От костюма перешли к интерьеру. Задано уж было работы и краснодеревщикам, чтобы соорудили стол просторный, со множеством ящиков и без финтифлюшек, а то они сначала приволокли такое раззолоченное чудовище, за которым в Кремле договоры о дружбе и добрососедстве подписывают, а это попахивает личной нескромностью. Кресло сгодилось местное, только чехлом задрапировали, чтобы скрыть фаллическую символику. Краснодеревщики были ребята ушлые и сообразительные. Они даже выточили по эскизу Виктора Панкратовича несколько телефонов, да так умело, что у них и трубки поднимались, и диски вращались, а в некоторых так даже и голоса раздавались - правда, это было, увы, не московское руководство, а какая-то местная нечисть.
Над столом положено было висеть непременному портрету, и вот тут-то король принял муки-мученические. Он приказал искать повсюду живописца со справкой, что имеет право изображать вождей. Искали крепко, троих даже замучили совсем, домогаясь неведомой справки, так что пришлось вмешаться самому Виктору Панкратовичу и, не пожалев денег, выписать из-за границы гениального, судя по расценкам, мастера. Гениальный-то он был гениальный, но, подобно великому Эль Греко, страдал каким-то дефектом зрения, и Владимир Ильич, срисованный с партбилета, получился у него еще страшнее того, что красуется на Доме культуры шахтеров Ирша-Бородинского разреза. «Ладно, - махнул рукой Востромырдин. - В Улан-Баторе тоже стоит - чистый монгол.

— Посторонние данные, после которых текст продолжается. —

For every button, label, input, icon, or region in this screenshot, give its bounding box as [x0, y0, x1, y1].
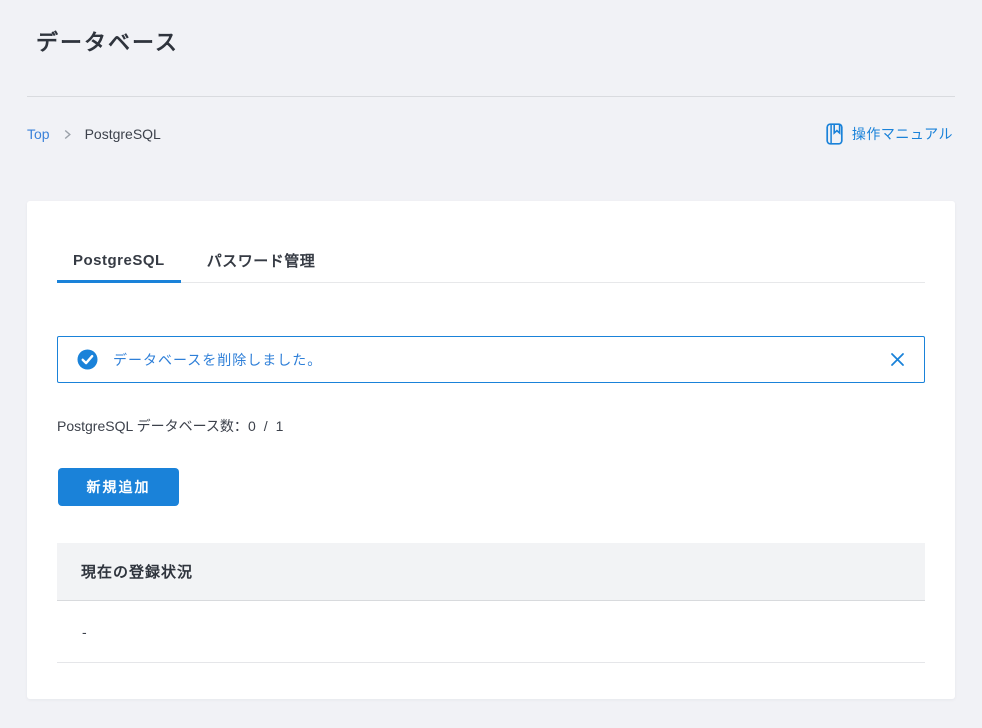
- alert-close-button[interactable]: [888, 350, 907, 369]
- header-divider: [27, 96, 955, 97]
- tab-postgresql-label: PostgreSQL: [73, 251, 165, 269]
- tab-postgresql[interactable]: PostgreSQL: [57, 238, 181, 283]
- tab-bar: PostgreSQL パスワード管理: [57, 201, 925, 283]
- breadcrumb-row: Top PostgreSQL 操作マニュアル: [0, 123, 982, 145]
- database-count: PostgreSQL データベース数： 0 / 1: [57, 416, 925, 436]
- page-title: データベース: [36, 30, 179, 55]
- tab-password-management-label: パスワード管理: [206, 252, 316, 270]
- manual-link-label: 操作マニュアル: [851, 126, 953, 142]
- breadcrumb-link-top[interactable]: Top: [27, 126, 50, 142]
- check-circle-icon: [77, 349, 98, 370]
- tab-password-management[interactable]: パスワード管理: [191, 238, 332, 282]
- alert-message: データベースを削除しました。: [113, 351, 323, 368]
- success-alert: データベースを削除しました。: [57, 336, 925, 383]
- add-new-button[interactable]: 新規追加: [58, 468, 179, 506]
- table-header-label: 現在の登録状況: [81, 564, 194, 581]
- table-row-value: -: [82, 623, 87, 640]
- database-panel: PostgreSQL パスワード管理 データベースを削除しました。 Postgr…: [27, 201, 955, 699]
- manual-book-icon: [825, 123, 844, 145]
- database-count-limit: 1: [275, 418, 284, 434]
- registration-status-table: 現在の登録状況 -: [57, 543, 925, 663]
- chevron-right-icon: [63, 129, 72, 140]
- manual-link[interactable]: 操作マニュアル: [825, 123, 953, 145]
- page-header: データベース: [0, 0, 982, 97]
- table-row: -: [57, 601, 925, 663]
- breadcrumb: Top PostgreSQL: [27, 126, 161, 142]
- breadcrumb-current-postgresql: PostgreSQL: [84, 126, 161, 142]
- database-count-label: PostgreSQL データベース数：: [57, 418, 248, 434]
- database-count-separator: /: [263, 418, 268, 434]
- database-count-current: 0: [247, 418, 256, 434]
- close-icon: [890, 352, 905, 367]
- table-header: 現在の登録状況: [57, 543, 925, 601]
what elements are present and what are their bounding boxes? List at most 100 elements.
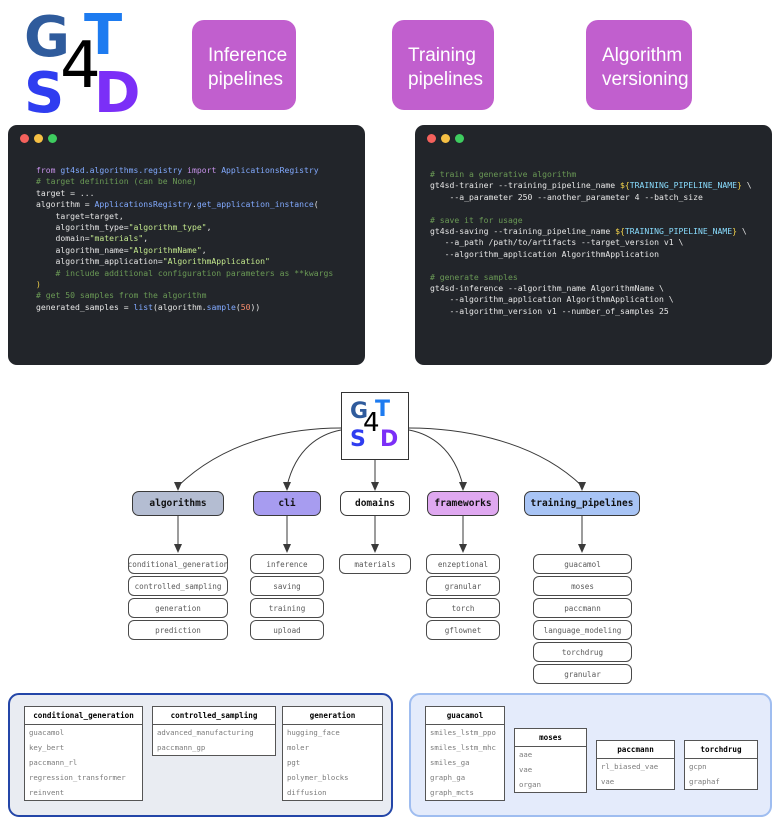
training-pipelines-detail-panel: guacamol smiles_lstm_ppo smiles_lstm_mhc sm… [409,693,772,817]
code-token: , [206,222,212,233]
detail-table-row[interactable]: rl_biased_vae [597,759,674,774]
code-token: gt4sd-trainer --training_pipeline_name [430,180,621,191]
tree-node-domains[interactable]: domains [340,491,410,516]
code-token: ApplicationsRegistry [221,165,319,175]
tree-leaf-moses[interactable]: moses [533,576,632,596]
code-line: ) [36,279,365,290]
tree-node-cli[interactable]: cli [253,491,321,516]
tree-leaf-upload[interactable]: upload [250,620,324,640]
algorithms-detail-panel: conditional_generation guacamol key_bert pa… [8,693,393,817]
code-line: from gt4sd.algorithms.registry import Ap… [36,165,365,176]
detail-table-row[interactable]: organ [515,777,586,792]
terminal-titlebar [415,125,772,151]
detail-table-row[interactable]: smiles_lstm_ppo [426,725,504,740]
code-line: --algorithm_application AlgorithmApplica… [430,294,772,305]
code-token: = [79,199,95,210]
tree-leaf-prediction[interactable]: prediction [128,620,228,640]
minimize-icon[interactable] [441,134,450,143]
code-line: # train a generative algorithm [430,169,772,180]
detail-table-paccmann: paccmann rl_biased_vae vae [596,740,675,790]
detail-table-controlled_sampling: controlled_sampling advanced_manufacturin… [152,706,276,756]
code-token: --a_path /path/to/artifacts --target_ver… [430,237,684,248]
detail-table-row[interactable]: polymer_blocks [283,770,382,785]
code-token: # train a generative algorithm [430,169,577,179]
detail-table-row[interactable]: gcpn [685,759,757,774]
terminal-code-bash: # train a generative algorithm gt4sd-trai… [415,151,772,317]
close-icon[interactable] [427,134,436,143]
code-token: gt4sd.algorithms.registry [60,165,183,175]
tree-leaf-guacamol[interactable]: guacamol [533,554,632,574]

Может, они по телевизору и не разглядят, что глаза фиолетовые и без зрачков».
Со вторым портретом было еще тошнее, потому что на словах и в Мире-то зарубежному человеку невозможно толком объяснить, как выглядит Юрий Владимирович Андропов, если нет под рукой фотографии.
Виктор Панкратович призвал на подмогу канцлера и начальника стражи: разговаривать с представителями творческой интеллигенции ему всегда было нелегко, если под рукой не оказывалось Авнюкова или идеологини Чучеловой. Художник был худой, с безумными глазами, он то и дело доставал из-за пазухи золотой гребешок, расчесывал надвое синюю бороду, а потом прокладывал в голове прямой пробор, после чего извлекал из гребешка зазевавшихся насекомых и отпускал по-хорошему. Начальник стражи выразительно показывал мастеру кисти кинжал с кастетом, канцлеру же приходилось удерживать вояку, напоминая ему о затраченных на художника суммах.
- Ну вот ты представь, - говорил живописцу Востромырдин. - Он с четырнадцатого года. В партии с двадцати пяти лет. Окончил техникум водного транспорта...
- О-о-о! - завыл художник и со страшной быстротой стал изображать на картоне бушующее море.